Avant de toucher une pelle, il y a du papier à remplir.

  • L’étude de sol (G1 ou G2) : Indispensable pour savoir sur quoi vous allez poser votre maison. Un sol argileux, une nappe phréatique, du remblai mal compacté — tout ça change radicalement vos fondations. Budget : 1 000 € à 2 000 €. C’est de l’argent bien placé.
  • Le certificat d’urbanisme : Avant d’acheter le terrain, demandez un CUb (certificat d’urbanisme opérationnel). Il vous dira si votre projet est constructible et quelles sont les contraintes.
  • Le permis de construire ou déclaration préalable : Voir le tableau dans la section Réglementation pour savoir quelle démarche selon votre surface. Comptez 2 mois d’instruction en zone standard, 3 mois si l’architecte des bâtiments de France doit donner son avis.

Étape 2 : Le terrassement et les fondations (1 à 3 semaines)

Le choix des fondations dépend de ce que l’étude de sol a révélé :

Nature du solSolution adaptéeBudget indicatif
Sol stable, rocheuxDalle béton classique80 € à 120 €/m²
Sol meuble, argileuxPlots béton ou longrines60 € à 100 €/m²
Terrain en pentePieux vissés + solivage100 € à 150 €/m²
Zone inondable ou humidePilotis béton ou acier150 € à 250 €/m²

Mieux vaut une fondation adaptée à votre sol qu’une fondation standard qui va fissurer dans 5 ans. L’étude de sol prend tout son sens ici.
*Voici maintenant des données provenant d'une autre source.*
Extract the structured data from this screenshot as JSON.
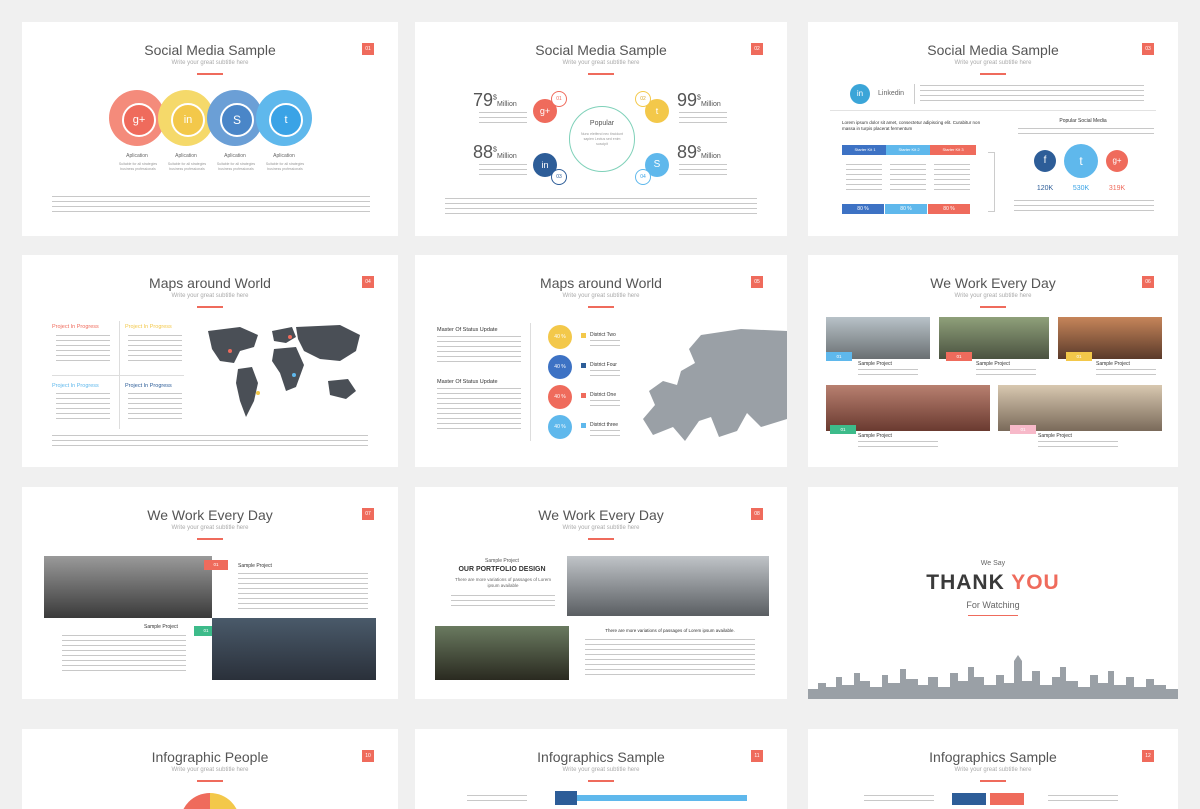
{
  "slides": [
    {
      "title": "Social Media Sample",
      "subtitle": "Write your great subtitle here",
      "num": "01"
    },
    {
      "title": "Social Media Sample",
      "subtitle": "Write your great subtitle here",
      "num": "02"
    },
    {
      "title": "Social Media Sample",
      "subtitle": "Write your great subtitle here",
      "num": "03"
    },
    {
      "title": "Maps around World",
      "subtitle": "Write your great subtitle here",
      "num": "04"
    },
    {
      "title": "Maps around World",
      "subtitle": "Write your great subtitle here",
      "num": "05"
    },
    {
      "title": "We Work Every Day",
      "subtitle": "Write your great subtitle here",
      "num": "06"
    },
    {
      "title": "We Work Every Day",
      "subtitle": "Write your great subtitle here",
      "num": "07"
    },
    {
      "title": "We Work Every Day",
      "subtitle": "Write your great subtitle here",
      "num": "08"
    },
    {
      "title": "Infographic People",
      "subtitle": "Write your great subtitle here",
      "num": "10"
    },
    {
      "title": "Infographics Sample",
      "subtitle": "Write your great subtitle here",
      "num": "11"
    },
    {
      "title": "Infographics Sample",
      "subtitle": "Write your great subtitle here",
      "num": "12"
    }
  ],
  "s1": {
    "label": "Aplication",
    "desc": "Suitable for all strategies business professionals"
  },
  "s2": {
    "stats": [
      {
        "num": "79",
        "unit": "Million",
        "sup": "$",
        "badge": "01"
      },
      {
        "num": "88",
        "unit": "Million",
        "sup": "$",
        "badge": "03"
      },
      {
        "num": "99",
        "unit": "Million",
        "sup": "$",
        "badge": "02"
      },
      {
        "num": "89",
        "unit": "Million",
        "sup": "$",
        "badge": "04"
      }
    ],
    "center_title": "Popular",
    "center_text": "Nunc eleifend nec tincidunt sapien Lectus sed enim suscipit"
  },
  "s3": {
    "linkedin": "Linkedin",
    "lead": "Lorem ipsum dolor sit amet, consectetur adipiscing elit. Curabitur non massa in turpis placerat fermentum",
    "tabs": [
      "Starter Kit 1",
      "Starter Kit 2",
      "Starter Kit 3"
    ],
    "pcts": [
      "80 %",
      "80 %",
      "80 %"
    ],
    "popular": "Popular Social Media",
    "counts": [
      "120K",
      "530K",
      "319K"
    ]
  },
  "s4": {
    "projects": [
      "Project In Progress",
      "Project In Progress",
      "Project In Progress",
      "Project In Progress"
    ]
  },
  "s5": {
    "heads": [
      "Master Of Status Update",
      "Master Of Status Update"
    ],
    "pcts": [
      "40 %",
      "40 %",
      "40 %",
      "40 %"
    ],
    "districts": [
      "District Two",
      "District Four",
      "District One",
      "District three"
    ]
  },
  "s6": {
    "label": "Sample Project",
    "tags": [
      "01",
      "01",
      "01",
      "01",
      "01"
    ]
  },
  "s7": {
    "label": "Sample Project",
    "tags": [
      "01",
      "01"
    ]
  },
  "s8": {
    "sample": "Sample Project",
    "portfolio": "OUR PORTFOLIO DESIGN",
    "caption": "There are more variations of passages of Lorem ipsum available",
    "quote": "There are more variations of passages of Lorem ipsum available."
  },
  "s9": {
    "we_say": "We Say",
    "thank": "THANK",
    "you": "YOU",
    "for": "For Watching"
  }
}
Étape 3 : Le montage de la structure (3 à 10 jours)

C’est l’étape la plus spectaculaire — et celle que tout le monde photographie pour Instagram.

Les triangles sont assemblés au sol (c’est plus facile et plus sûr), puis levés un par un et fixés sur les fondations.

Méthode Elizabeth Faure : Triangles équilatéraux espacés d’1 mètre, montés manuellement avec un système de contreventement temporaire.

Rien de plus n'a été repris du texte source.